How much did I like the heroine: 7. Lissa was pretty spunky and I find a certain amount of spunkiness endearing. It’s pretty impressive that she spearheaded a sex strike in order to get her man to fall in line but too bad we don’t find out til much later that she’s actually a virgin and not really giving anything up at all. On the plus side, she gets to fool around with a swoonworthy soccer stud named Cash. I guess I just wish I could have been her in high school.

How much did I like the love interest: 10. Cash! Swoon! He was sensitive, worked at the library (squee!!!), played soccer and probably had delicious soccer legs…

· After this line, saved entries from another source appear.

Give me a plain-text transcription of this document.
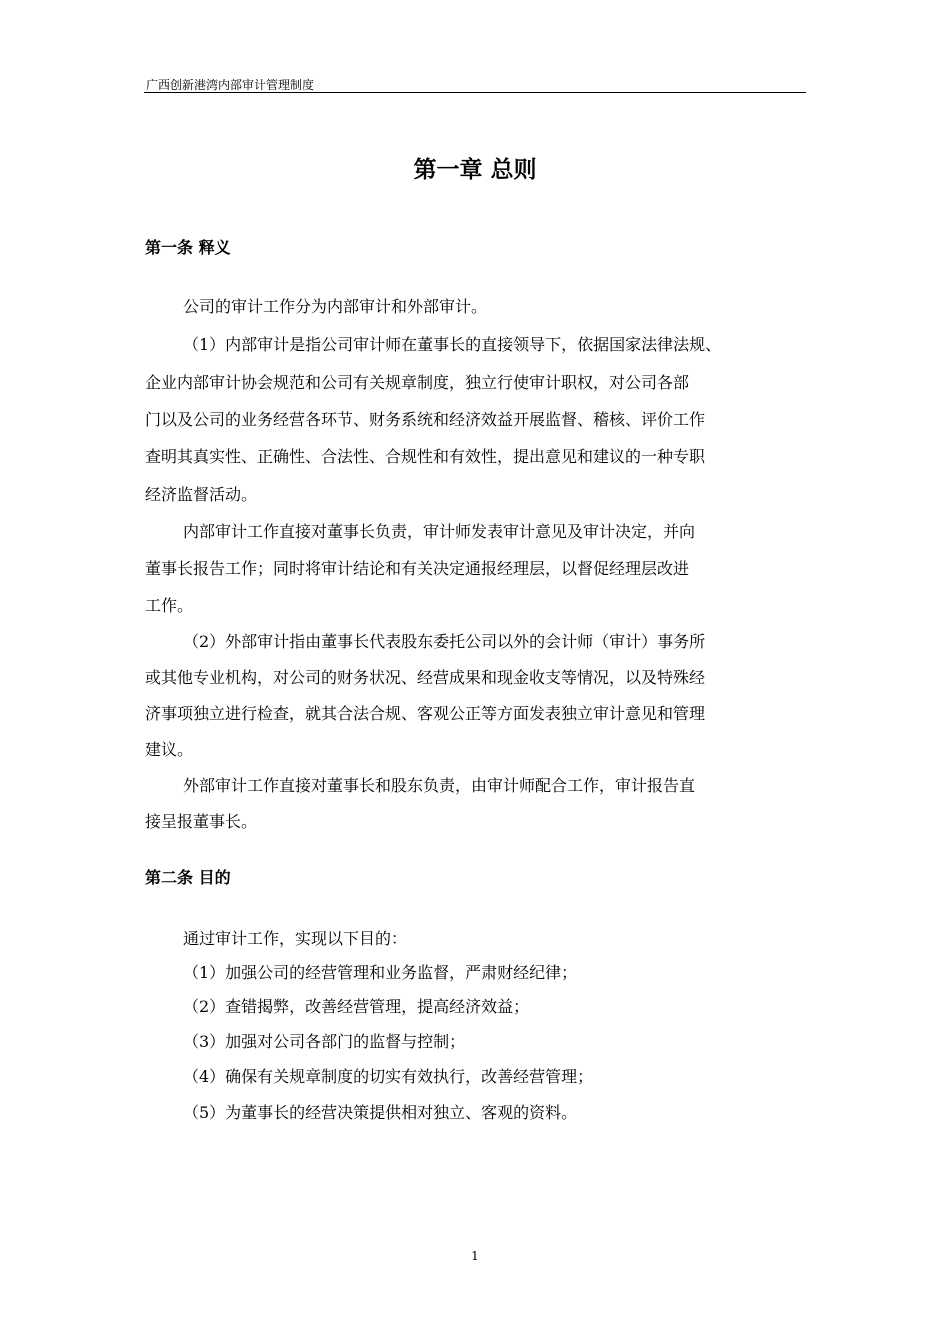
广西创新港湾内部审计管理制度
第一章 总则
第一条 释义
公司的审计工作分为内部审计和外部审计。
（1）内部审计是指公司审计师在董事长的直接领导下，依据国家法律法规、
企业内部审计协会规范和公司有关规章制度，独立行使审计职权，对公司各部
门以及公司的业务经营各环节、财务系统和经济效益开展监督、稽核、评价工作
查明其真实性、正确性、合法性、合规性和有效性，提出意见和建议的一种专职
经济监督活动。
内部审计工作直接对董事长负责，审计师发表审计意见及审计决定，并向
董事长报告工作；同时将审计结论和有关决定通报经理层，以督促经理层改进
工作。
（2）外部审计指由董事长代表股东委托公司以外的会计师（审计）事务所
或其他专业机构，对公司的财务状况、经营成果和现金收支等情况，以及特殊经
济事项独立进行检查，就其合法合规、客观公正等方面发表独立审计意见和管理
建议。
外部审计工作直接对董事长和股东负责，由审计师配合工作，审计报告直
接呈报董事长。
第二条 目的
通过审计工作，实现以下目的：
（1）加强公司的经营管理和业务监督，严肃财经纪律；
（2）查错揭弊，改善经营管理，提高经济效益；
（3）加强对公司各部门的监督与控制；
（4）确保有关规章制度的切实有效执行，改善经营管理；
（5）为董事长的经营决策提供相对独立、客观的资料。
1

How believable is the plot: 7. Obviously pretty believable if Aristophanes was writing about the same scenario 2000 years ago. The modern updating makes the idea fresh but seriously, how long could a bunch of horny high schoolers hold off? Especially when the majority of them were dating soccer players (have I mentioned I have a thing for hot soccer player legs?)

How much did I like the writing style/editing/etc: 7. For being a writer of only 19 or 20, Kody Keplinger has an amazing grasp of pacing and does a fantastic job with her dialogue. She gets bonus points for plagiarizing an ancient greek playwright (props!) and her ability to deal delicately with an overtly sexual theme make this a great read.

How much did I want to keep reading: 10. Mainly I wanted to hear more about Cash and since we don’t see as much I’d have liked until the end, well, I was left panting! Would they or wouldn’t they get together?

Final Score: 8 / 10. Solid read for anyone who likes sex pushed in the face for an entire book. I admit it: I’m someone who likes it.